Subprocess backends — Claude and Gemini run as CLI subprocesses (claude --print, gemini -p). This keeps auth transparent (Claude Code manages tokens) and avoids API costs on the Pro subscription path.
Local backend via httpx — Open WebUI's OpenAI-compatible API (/api/chat/completions). No CLI wrapper.
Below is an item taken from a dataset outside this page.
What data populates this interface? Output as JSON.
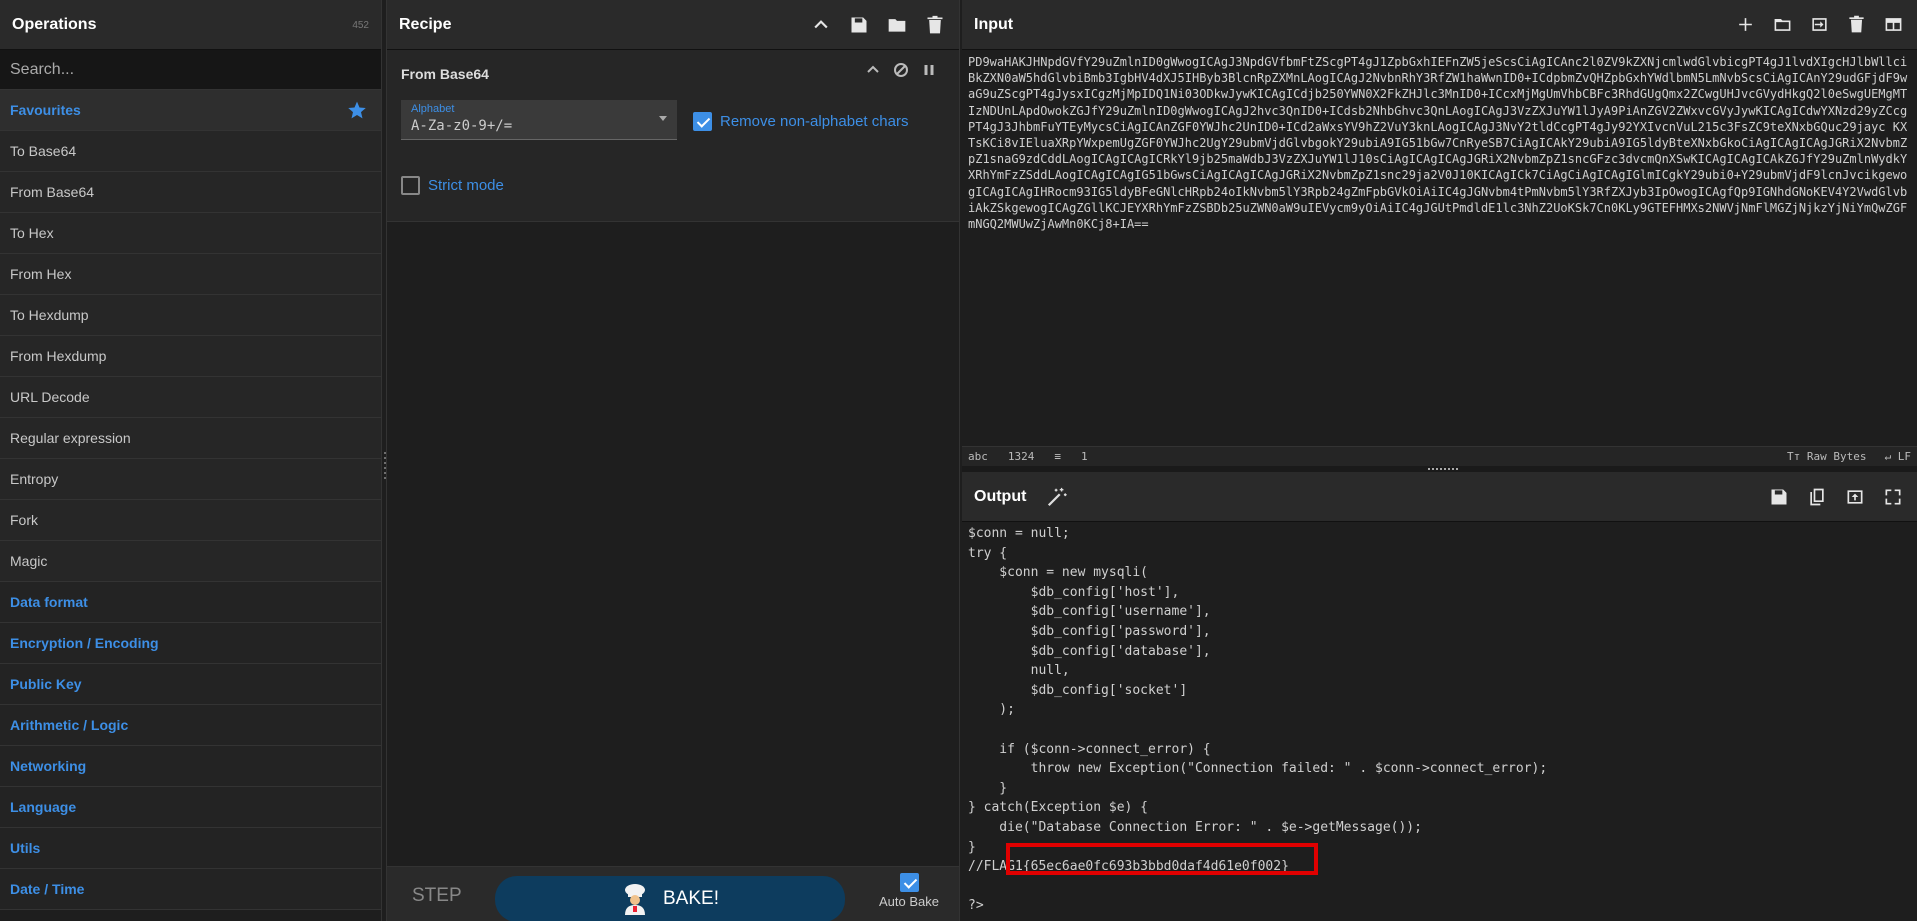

Per-user host + model config in local_llm.json.
ContextVars for async isolation — persona.py uses Python contextvars.ContextVar so concurrent requests each see their own user/persona without thread-local hacks.
Per-user filesystem layout — home/{user}/persona/{name}/ mirrors Linux home directories. Each persona is a directory of markdown files and JSON. No database. Easy to inspect, edit, and back up.
No single point of coupling — tools live in cortex/tools/, separate from ae_* MCP tools. Channels live in cortex/routers/, each self-contained. Adding a channel or tool doesn't touch other subsystems.